24 Desember 2015

Maulid

Selamat memperingati hari kelahiran Nabi Muhammad SAW, yang menurut kalender matahari tepat hari ini (24-Des-15). Di kalender yang sama, besok (25-Des-15) diperingati sebagai hari kelahiran Yesus Kristus. Bagi yang tidak percaya ya sudah, tak usah dijadikan masalah. Keyakinan haruslah menjadi domain pribadi. Kata siapa? Kata saya barusan.

Dengan begitu pada tataran tertentu seseorang mesti tak mudah mengurusi ibadah orang lain. Dia yakin sembahyang harus begitu-begini, di orang lain bisa meyakini caranya sendiri. Tuhan tak menunjuk satupun dari kita menjadi tim penyeleksi penghuni surga. Jadi, sudahlah, ya akhi wa ukhti.

“Saya sudah selesai pada hal-hal seremonial!” Seorang kawan terbahak-bahak mendengar ini.

Betapa menyedihkan kita sekalian. Hidup di tengah masyarakat yang religius tapi penuh kutukan. Mengucapkan selamat pada orang beda keyakinan saja didosa-dosakan. Seolah yang lain haram masuk surga. Nanti kalau surga sepi bagaimana? Sampeyan mau sendirian di sana? Yakin takkan bosan?

Mudah-mudahan ada yang sempat menulis buku “Di Surga Sendirian”.

Dipikir enak apa di surga sendirian? Enak? Saya juga belum pernah ke sana. Tapi kata banyak cerdik cendikia, orang cenderung tak betah berlama-lama di satu posisi. Kita mudah jenuh, maka perlu variasi. Kadang di bawah tak apa, tapi kalau bisa ya di atas terus saja. Jadi bayangkan saja sudah sendirian, di situ-situ melulu, seperti apa rasanya?
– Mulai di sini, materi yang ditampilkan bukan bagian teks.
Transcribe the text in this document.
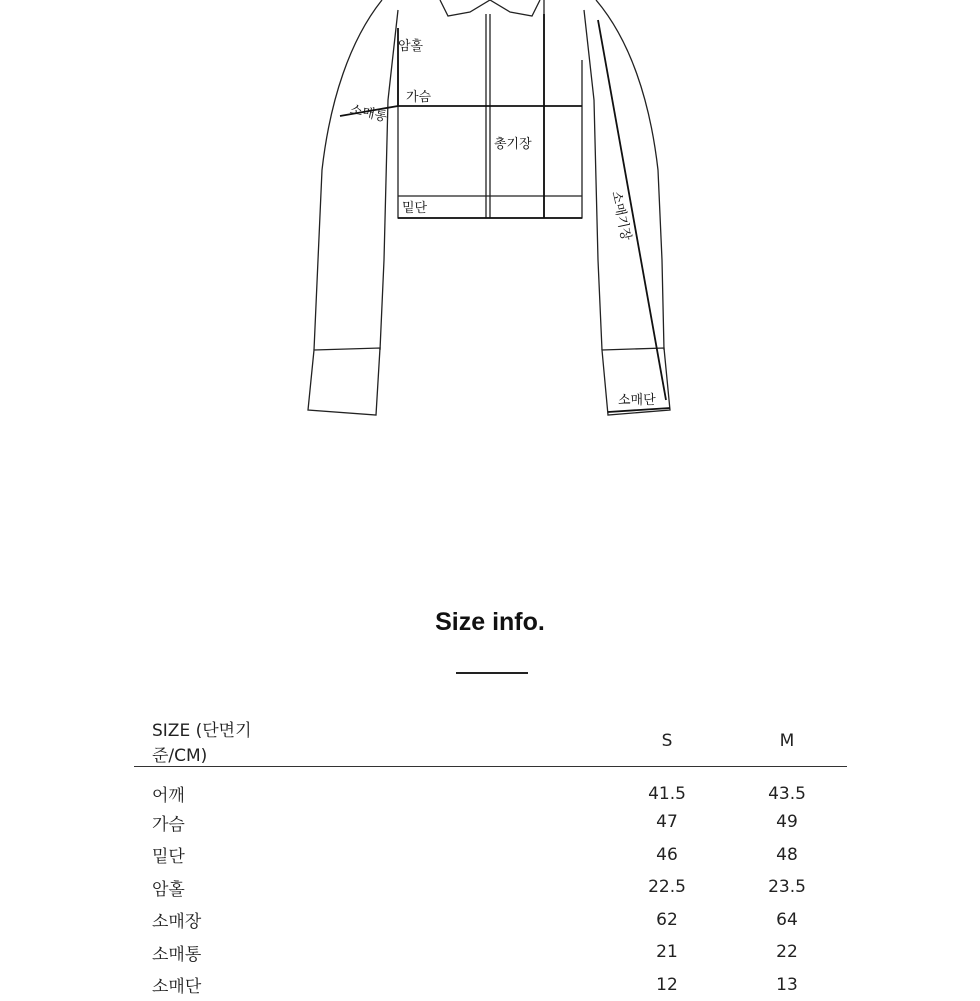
암홀
가슴
소매통
총기장
밑단	소매기장
소매단
Size info.
SIZE (단면기준/CM)		S	M
어깨		41.5	43.5
가슴		47	49
밑단		46	48
암홀		22.5	23.5
소매장		62	64
소매통		21	22
소매단		12	13
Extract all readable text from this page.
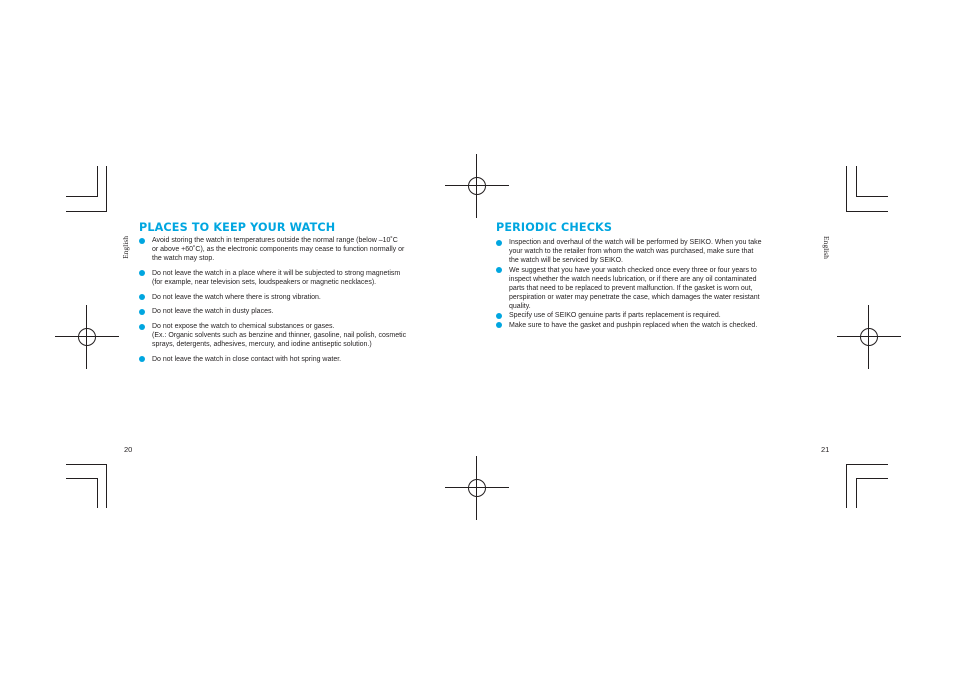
English
PLACES TO KEEP YOUR WATCH
Avoid storing the watch in temperatures outside the normal range (below –10˚C
or above +60˚C), as the electronic components may cease to function normally or
the watch may stop.
Do not leave the watch in a place where it will be subjected to strong magnetism
(for example, near television sets, loudspeakers or magnetic necklaces).
Do not leave the watch where there is strong vibration.
Do not leave the watch in dusty places.
Do not expose the watch to chemical substances or gases.
(Ex.: Organic solvents such as benzine and thinner, gasoline, nail polish, cosmetic
sprays, detergents, adhesives, mercury, and iodine antiseptic solution.)
Do not leave the watch in close contact with hot spring water.
20
English
PERIODIC CHECKS
Inspection and overhaul of the watch will be performed by SEIKO. When you take
your watch to the retailer from whom the watch was purchased, make sure that
the watch will be serviced by SEIKO.
We suggest that you have your watch checked once every three or four years to
inspect whether the watch needs lubrication, or if there are any oil contaminated
parts that need to be replaced to prevent malfunction. If the gasket is worn out,
perspiration or water may penetrate the case, which damages the water resistant
quality.
Specify use of SEIKO genuine parts if parts replacement is required.
Make sure to have the gasket and pushpin replaced when the watch is checked.
21
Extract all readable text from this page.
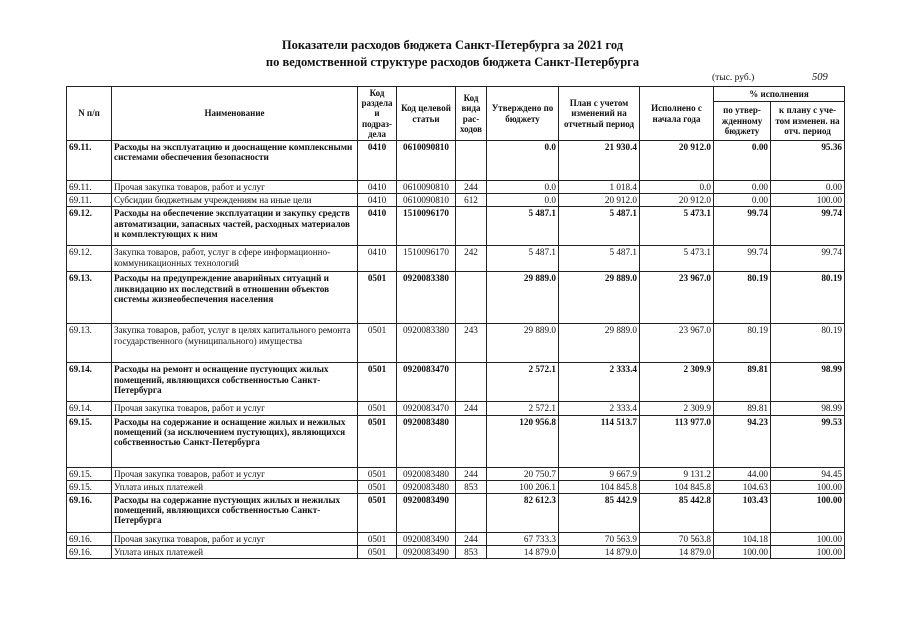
Показатели расходов бюджета Санкт-Петербурга за 2021 год
по ведомственной структуре расходов бюджета Санкт-Петербурга
(тыс. руб.)	509
N п/п	Наименование	Код раздела и подраз-дела	Код целевой статьи	Код вида рас-ходов	Утверждено по бюджету	План с учетом изменений на отчетный период	Исполнено с начала года	% исполнения	
								по утвер-жденному бюджету	к плану с уче-том изменен. на отч. период
69.11.	Расходы на эксплуатацию и дооснащение комплексными системами обеспечения безопасности	0410	0610090810		0.0	21 930.4	20 912.0	0.00	95.36
69.11.	Прочая закупка товаров, работ и услуг	0410	0610090810	244	0.0	1 018.4	0.0	0.00	0.00
69.11.	Субсидии бюджетным учреждениям на иные цели	0410	0610090810	612	0.0	20 912.0	20 912.0	0.00	100.00
69.12.	Расходы на обеспечение эксплуатации и закупку средств автоматизации, запасных частей, расходных материалов и комплектующих к ним	0410	1510096170		5 487.1	5 487.1	5 473.1	99.74	99.74
69.12.	Закупка товаров, работ, услуг в сфере информационно-коммуникационных технологий	0410	1510096170	242	5 487.1	5 487.1	5 473.1	99.74	99.74
69.13.	Расходы на предупреждение аварийных ситуаций и ликвидацию их последствий в отношении объектов системы жизнеобеспечения населения	0501	0920083380		29 889.0	29 889.0	23 967.0	80.19	80.19
69.13.	Закупка товаров, работ, услуг в целях капитального ремонта государственного (муниципального) имущества	0501	0920083380	243	29 889.0	29 889.0	23 967.0	80.19	80.19
69.14.	Расходы на ремонт и оснащение пустующих жилых помещений, являющихся собственностью Санкт-Петербурга	0501	0920083470		2 572.1	2 333.4	2 309.9	89.81	98.99
69.14.	Прочая закупка товаров, работ и услуг	0501	0920083470	244	2 572.1	2 333.4	2 309.9	89.81	98.99
69.15.	Расходы на содержание и оснащение жилых и нежилых помещений (за исключением пустующих), являющихся собственностью Санкт-Петербурга	0501	0920083480		120 956.8	114 513.7	113 977.0	94.23	99.53
69.15.	Прочая закупка товаров, работ и услуг	0501	0920083480	244	20 750.7	9 667.9	9 131.2	44.00	94.45
69.15.	Уплата иных платежей	0501	0920083480	853	100 206.1	104 845.8	104 845.8	104.63	100.00
69.16.	Расходы на содержание пустующих жилых и нежилых помещений, являющихся собственностью Санкт-Петербурга	0501	0920083490		82 612.3	85 442.9	85 442.8	103.43	100.00
69.16.	Прочая закупка товаров, работ и услуг	0501	0920083490	244	67 733.3	70 563.9	70 563.8	104.18	100.00
69.16.	Уплата иных платежей	0501	0920083490	853	14 879.0	14 879.0	14 879.0	100.00	100.00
Sebagai contoh, misalnya khittah Jogja adalah kota berhati mantan nyaman. Misalnya saja. Kota di mana bertahta setangkup haru dalam rindu. Muara segala kenangan. Tapi coba sampeyan tinggal sebulan saja di Jogja sendirian. Enak? Coba itu tanya ke anak-anak kosan yang saban akhir pekan kebelet pulang ke kampung halaman lantaran ditinggal kawan-kawannya keluar kota. Merana.

Oh ya, menambahkan sedikit. Dibandingkan Senayan, Jogja jauh lebih baik dalam hal mencetak mafia. Mafia Pathok.

Memang terlalu jauh jika membandingkan surga dengan Jogja. Analogi sekenanya. Berbeda pula antara Maulid dengan Natal, setidaknya ditilik dari sudut pandang keyakinan yang berkepentingan. Yang satu dihitung berdasarkan penanggalan bulan-qomariyah, yang lain berdasarkan penanggalan matahari-syamsiyah. Yang satu dipercaya sebagai hari kelahiran nabi akhir zaman, yang lain dipercaya sebagai hari lahir sang juru selamat. Kalaupun tak dipercaya secara akurat terhadap penunjukan tanggal, paling tidak diperingati. Tapi bukan di situ masalahnya, melainkan obsesi terhadap kebenaran dari yang lainnya-yang berbeda.

Padahal, kebenaran hanya ada di langit, meminjam kata-kata Soe Hok Gie.

Kita sudah terlanjur dilahirkan berbeda-beda. Sampeyan pesek, yang lainnya mancung. Sampeyan keriting, yang lain lurus. Sampeyan yakin sampeyan ganteng atau cantik, yang lain tak yakin. Tapi kita selalu punya kesamaan untuk menyatukan barisan. (Bahasamu, Kang!) Kita punya cinta yang sama untuk membangun rumah tangga merawat semesta.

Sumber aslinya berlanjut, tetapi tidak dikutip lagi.